There's a way to avoid those taxes, though. If you make frequent withdrawals of after-tax money (perhaps monthly or quarterly) or you leave your contributions in a money market fund, the earnings should be minimal. Also, if your investments don't yield any return over a given period (or have a tough stretch and lose money), there are no applicable taxes.
This can be tricky if you are making after-tax contributions and your employer doesn't allow for in-service withdrawals. You can still contribute after taxes and transfer the funds to a Roth IRA when you leave your job, but any earnings on after-tax investments could create a sizable tax bill. Consider investing those after-tax funds anyway and transferring the earnings to a traditional IRA instead to avoid the tax bill.
Should I use a mega backdoor Roth IRA?
You should stick with a regular backdoor Roth IRA conversion if your income level isn't high enough.
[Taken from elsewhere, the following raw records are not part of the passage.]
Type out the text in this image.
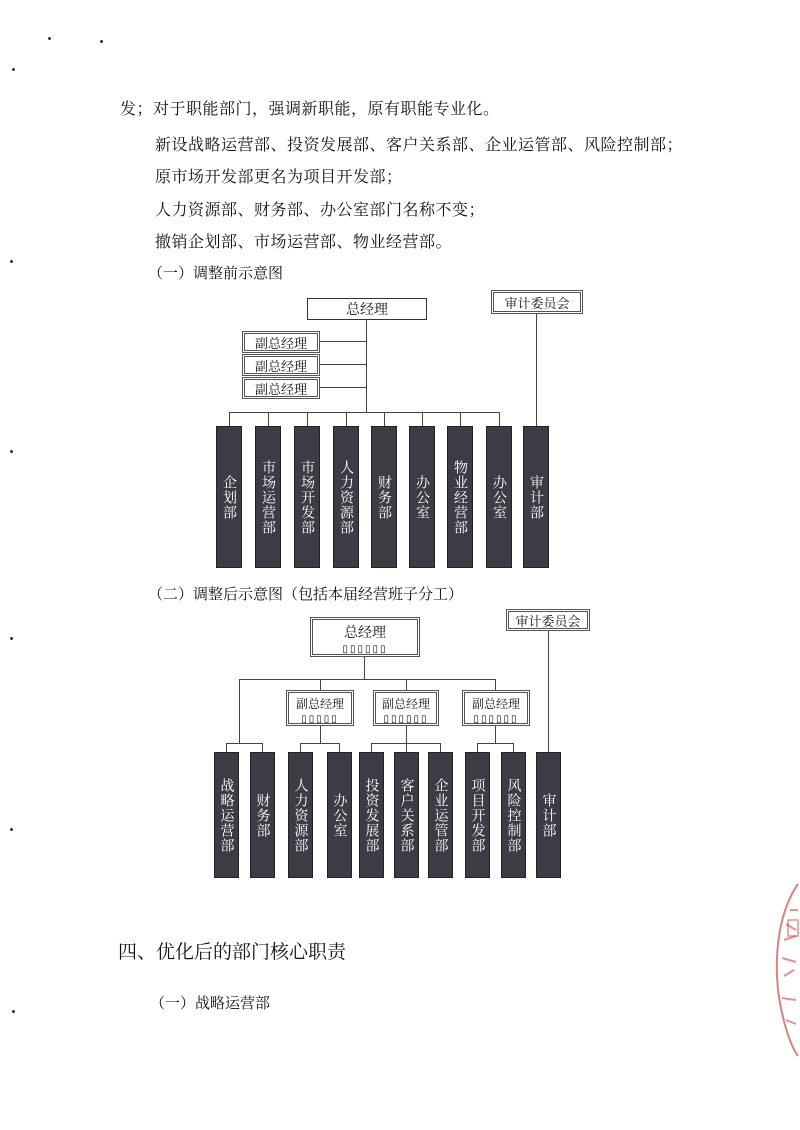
发；对于职能部门，强调新职能，原有职能专业化。
新设战略运营部、投资发展部、客户关系部、企业运管部、风险控制部；
原市场开发部更名为项目开发部；
人力资源部、财务部、办公室部门名称不变；
撤销企划部、市场运营部、物业经营部。
（一）调整前示意图
总经理	审计委员会
副总经理
副总经理
副总经理
企划部 市场运营部 市场开发部 人力资源部 财务部 办公室 物业经营部 办公室 审计部
（二）调整后示意图（包括本届经营班子分工）
总经理
▯▯▯▯▯▯
审计委员会
副总经理
▯▯▯▯▯
副总经理
▯▯▯▯▯▯
副总经理
▯▯▯▯▯▯
战略运营部 财务部 人力资源部 办公室 投资发展部 客户关系部 企业运管部 项目开发部 风险控制部 审计部
四、优化后的部门核心职责
（一）战略运营部
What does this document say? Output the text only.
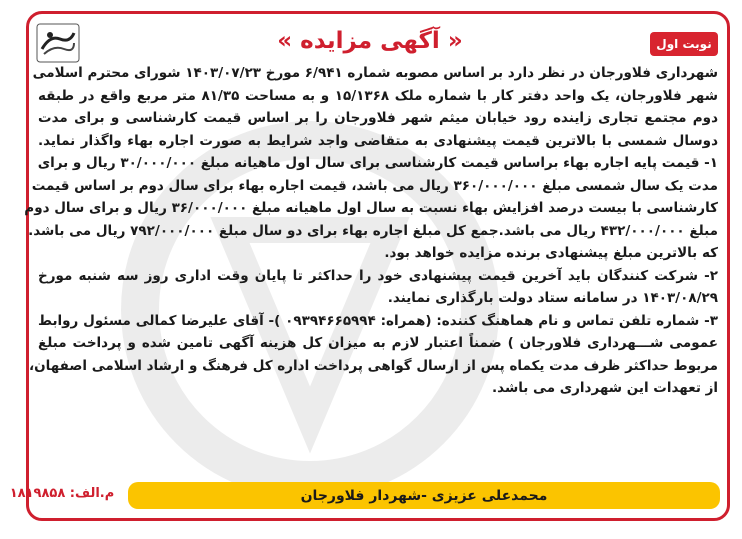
« آگهی مزایده »	نوبت اول
شهرداری فلاورجان در نظر دارد بر اساس مصوبه شماره ۶/۹۴۱ مورخ ۱۴۰۳/۰۷/۲۳ شورای محترم اسلامی
شهر فلاورجان، یک واحد دفتر کار با شماره ملک ۱۵/۱۳۶۸ و به مساحت ۸۱/۳۵ متر مربع واقع در طبقه
دوم مجتمع تجاری زاینده رود خیابان میثم شهر فلاورجان را بر اساس قیمت کارشناسی و برای مدت
دوسال شمسی با بالاترین قیمت پیشنهادی به متقاضی واجد شرایط به صورت اجاره بهاء واگذار نماید.
۱- قیمت پایه اجاره بهاء براساس قیمت کارشناسی برای سال اول ماهیانه مبلغ ۳۰/۰۰۰/۰۰۰ ریال و برای
مدت یک سال شمسی مبلغ ۳۶۰/۰۰۰/۰۰۰ ریال می باشد، قیمت اجاره بهاء برای سال دوم بر اساس قیمت
کارشناسی با بیست درصد افزایش بهاء نسبت به سال اول ماهیانه مبلغ ۳۶/۰۰۰/۰۰۰ ریال و برای سال دوم
مبلغ ۴۳۲/۰۰۰/۰۰۰ ریال می باشد.جمع کل مبلغ اجاره بهاء برای دو سال مبلغ ۷۹۲/۰۰۰/۰۰۰ ریال می باشد.
که بالاترین مبلغ پیشنهادی برنده مزایده خواهد بود.
۲- شرکت کنندگان باید آخرین قیمت پیشنهادی خود را حداکثر تا پایان وقت اداری روز سه شنبه مورخ
۱۴۰۳/۰۸/۲۹ در سامانه ستاد دولت بارگذاری نمایند.
۳- شماره تلفن تماس و نام هماهنگ کننده: (همراه: ۰۹۳۹۴۶۶۵۹۹۴ )- آقای علیرضا کمالی مسئول روابط
عمومی شـــهرداری فلاورجان ) ضمناً اعتبار لازم به میزان کل هزینه آگهی تامین شده و پرداخت مبلغ
مربوط حداکثر ظرف مدت یکماه پس از ارسال گواهی پرداخت اداره کل فرهنگ و ارشاد اسلامی اصفهان،
از تعهدات این شهرداری می باشد.
محمدعلی عزیزی -شهردار فلاورجان
م.الف: ۱۸۱۹۸۵۸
The same applies if you can't max out both your annual 401(k) and traditional IRA contributions, or your employer doesn't allow for in-service withdrawals.
But if you meet the income and savings requirements, a mega backdoor Roth IRA is a great vehicle for diversifying your retirement income -- granting you both tax-deferred income (taxable at the time of withdrawal) on your pre-tax contributions and tax-free income on your after-tax contributions (if funds are transferred to a Roth IRA). Plus, a mega backdoor Roth IRA can avoid the taxable event that a normal backdoor Roth IRA conversion often creates.